Действительно кто-то спускался по лестнице словно что-то тащил при этом.
— Сюда! — схватил я Светку и залетел в открытую дверь, что оказалось вела в актовый зал.
— Ты чего?
— Да запрягут же сейчас, тащат там что-то, оно надо мне таскать всякое с места на место? И тебе не надо. — втащил я ее внутрь и прикрыл дверь.
— Красивый зал, даже лучше, чем у нас. — прошла она поближе к рядам — Ух ты! Прям как в театре смотри!
— Да уж, школа явно не для простых детей.
— В смысле?
— А ты диванчики в коридоре видела? А здесь мягкие кресла словно и впрямь в театре. А за школой поле ну типа стадион, думаю и другие кабинеты еще нас удивят.
— Зиня ты куда?
Я же прошел от входа, что был в самом конце зала, к сцене и запрыгнул на нее чуть разогнавшись. С моим новым ростом такой трюк оказался вполне возможен, а обычный школьник упрется в сцену лбом. На сцене стоял рояль за него я и сел и вдарил по клавишам.

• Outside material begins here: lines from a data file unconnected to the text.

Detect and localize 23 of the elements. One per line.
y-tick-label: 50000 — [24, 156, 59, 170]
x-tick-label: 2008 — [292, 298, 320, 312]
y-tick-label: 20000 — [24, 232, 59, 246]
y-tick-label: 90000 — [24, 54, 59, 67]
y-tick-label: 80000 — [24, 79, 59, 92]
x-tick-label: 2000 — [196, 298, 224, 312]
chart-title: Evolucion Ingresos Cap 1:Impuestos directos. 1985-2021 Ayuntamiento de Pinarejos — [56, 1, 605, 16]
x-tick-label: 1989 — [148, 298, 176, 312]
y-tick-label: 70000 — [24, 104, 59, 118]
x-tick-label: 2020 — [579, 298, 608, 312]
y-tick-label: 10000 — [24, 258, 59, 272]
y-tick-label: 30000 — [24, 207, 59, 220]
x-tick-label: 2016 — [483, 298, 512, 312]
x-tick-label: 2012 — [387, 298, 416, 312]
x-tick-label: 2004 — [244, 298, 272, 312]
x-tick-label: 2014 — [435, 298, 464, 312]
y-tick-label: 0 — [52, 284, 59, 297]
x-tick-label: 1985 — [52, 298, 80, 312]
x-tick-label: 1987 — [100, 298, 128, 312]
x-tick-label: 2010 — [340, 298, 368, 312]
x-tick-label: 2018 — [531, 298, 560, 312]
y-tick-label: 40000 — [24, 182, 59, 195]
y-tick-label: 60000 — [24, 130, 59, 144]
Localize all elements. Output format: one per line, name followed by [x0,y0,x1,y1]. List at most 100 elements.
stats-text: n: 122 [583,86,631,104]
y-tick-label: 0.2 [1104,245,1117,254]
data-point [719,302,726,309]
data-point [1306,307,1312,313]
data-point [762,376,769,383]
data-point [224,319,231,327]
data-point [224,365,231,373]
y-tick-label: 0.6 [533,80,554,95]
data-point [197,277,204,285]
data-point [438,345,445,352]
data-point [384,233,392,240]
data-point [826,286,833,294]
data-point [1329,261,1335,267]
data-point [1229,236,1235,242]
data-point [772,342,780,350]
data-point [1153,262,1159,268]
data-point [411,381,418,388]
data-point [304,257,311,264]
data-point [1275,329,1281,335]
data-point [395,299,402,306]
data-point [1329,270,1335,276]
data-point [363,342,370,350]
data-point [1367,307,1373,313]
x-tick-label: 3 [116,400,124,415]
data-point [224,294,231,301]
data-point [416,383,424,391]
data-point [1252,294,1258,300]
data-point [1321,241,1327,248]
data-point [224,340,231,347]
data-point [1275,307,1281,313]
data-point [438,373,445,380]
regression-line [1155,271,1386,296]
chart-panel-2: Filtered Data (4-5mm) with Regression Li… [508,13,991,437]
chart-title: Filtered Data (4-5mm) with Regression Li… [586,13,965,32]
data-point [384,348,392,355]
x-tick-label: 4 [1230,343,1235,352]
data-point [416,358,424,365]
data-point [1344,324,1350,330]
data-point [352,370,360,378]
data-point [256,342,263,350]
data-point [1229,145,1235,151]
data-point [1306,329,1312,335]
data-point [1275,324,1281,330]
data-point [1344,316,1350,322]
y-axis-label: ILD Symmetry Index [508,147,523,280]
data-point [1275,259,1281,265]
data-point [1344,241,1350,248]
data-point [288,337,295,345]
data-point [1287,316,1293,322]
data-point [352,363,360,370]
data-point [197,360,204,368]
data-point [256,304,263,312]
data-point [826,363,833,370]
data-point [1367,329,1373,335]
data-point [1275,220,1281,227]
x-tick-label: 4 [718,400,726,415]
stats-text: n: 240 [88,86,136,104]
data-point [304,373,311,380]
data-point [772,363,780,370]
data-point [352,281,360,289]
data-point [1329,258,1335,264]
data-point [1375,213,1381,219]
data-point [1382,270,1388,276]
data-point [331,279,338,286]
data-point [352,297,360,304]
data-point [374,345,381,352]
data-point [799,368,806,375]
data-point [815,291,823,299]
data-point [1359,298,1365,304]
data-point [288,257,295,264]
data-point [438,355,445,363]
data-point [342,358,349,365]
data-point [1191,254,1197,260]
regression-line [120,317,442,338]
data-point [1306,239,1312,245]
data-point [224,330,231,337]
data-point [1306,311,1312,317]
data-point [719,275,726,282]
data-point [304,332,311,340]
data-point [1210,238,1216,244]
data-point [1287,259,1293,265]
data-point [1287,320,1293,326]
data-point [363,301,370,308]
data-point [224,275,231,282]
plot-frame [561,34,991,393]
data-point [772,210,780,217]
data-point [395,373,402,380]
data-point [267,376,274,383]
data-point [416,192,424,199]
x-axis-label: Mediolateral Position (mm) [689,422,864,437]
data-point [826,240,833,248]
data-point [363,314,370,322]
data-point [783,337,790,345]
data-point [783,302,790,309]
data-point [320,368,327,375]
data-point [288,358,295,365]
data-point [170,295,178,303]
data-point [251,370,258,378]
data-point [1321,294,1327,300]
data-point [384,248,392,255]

Прибыла в Одессу банда с Ленинграда
В банде были урки-шулера
Шокировал я сестричку. Собственно, если ты не умеешь исполнять мурку, то не спеши никому говорить, что ты умеешь играть на чем-либо. Так мне мой дед говорил, который настоящий, настоящему мне, а не этому телу. У деда было сложное детство и революцию застал еще мальчишкой, и в детском доме рос, и на фронте отечественной бывал, но в качестве артиста по прифронтовой полосе катался. И под налет попадали и в окружение случалось. В общем как выживать где угодно дед меня в свое время научил, спасибо. Так что Мурку я умел и охотно исполнял, вспоминая в общем-то при этом, всегда о нем.
— Это что тут за артисты? — грозно и басовито разнеслось по актовому залу.
— Трям… — сбился я и встал из-за рояля.
— Ой! — испугано попятилась Светка.
К нам приближался какой-то мужик, ступающий правой ногой вперед, а затем подтаскивающий себя и всю свою вторую половину с помощью рабочей правой руки. Так вот что тащили по лестнице! Он сам себя тащил. Охренительно деморализующее зрелище. Эдакий терминатор, которого не смогли добить.
— Кто вы такие молодые люди?! Я вас не знаю. — прогрохотал мужик басом.
— Поступаем в школу, в девятый и десятый класс, документы принесли, родители заявления пишут, а мы ждем.
— Кто в какой? — почесал свою бороду, лицом, сильно смахивающий на домового Нафаню, мужик. Ага, домовой терминатор, блин.
— Я в девятый.
— А я в десятый.
— Хм, родственники?
— Брат и сестра.
— Ясно, в какую букву?
— Пока не знаем.
— Учишься как?
— На отлично. — гордо ответила сестренка.
— Хех, это мы еще посмотрим, — кровожадно вытер он что-то на бороде, наверное, остатки предыдущих гулявших по школе детей, — а ты?
— Я более по творческой части, — улыбнулся я, вспомнив спич мамы про спорт.
— А вот я вас сейчас поспрашиваю и решу в какой класс вас поставить.
— Так вы вроде бы не директор? — удивился я заявлению. — Может быть вы завуч? — уточнил я, все же пытаясь понять какого черта он вдруг будет решать кому где учиться.
— Нет.
— Ну тогда я думаю, что вопрос буквы, а хотя вы, наверное, классный руководитель?
— А я тебя запомню, посмотрим будешь ли ты столь же нагл и дерзок в своих ответах на моих уроках. Серьезно, — неожиданно улыбнулся тот, — я люблю умеренно наглых учеников, если конечно их наглость проистекает из их познаний и реального веса как личности.
— О? — я аж растерялся от такого поворота.
— А теперь, кроме шуток. У нас классы со специализацией старшие, слышали уже?
— Да.
— Есть физмат, есть истфил, и есть языки.
— Я на языки, это железно. — заявила Светка.
— Хех, не всегда наши желания совпадают с нашими возможностями. — заметил историк.
— Там все совпадает и желания, и возможности, и фундаментальная база знаний, и материальная база трамплина возможностей. — заступился я за сестру.
— ?! — за что заслужил очередной крайне изумленный взгляд учителя. — Однако! Весьма заинтригован. Федор Алексеевич Старичков. — представился он. — учитель истории и обществознания.
— Биртман, Зиновий.
— Светлана.
— Ну что же с тобой понятно, — отодвинул он Свету, а вот молодой человек раз более по творческой части, то собственно история и литература? Русский и литературу с тобой, Эдже Эзизовна обсудит.
— Это кто?
— Ну как же, директор, она же учитель русского и литературы.
— Эдже Эзизовна? — переспросил я с иронией.
— Да, Курбанова Эдже Эзизовна, — не заметил иронии Федор. — Как с историей у тебя о вьюнош?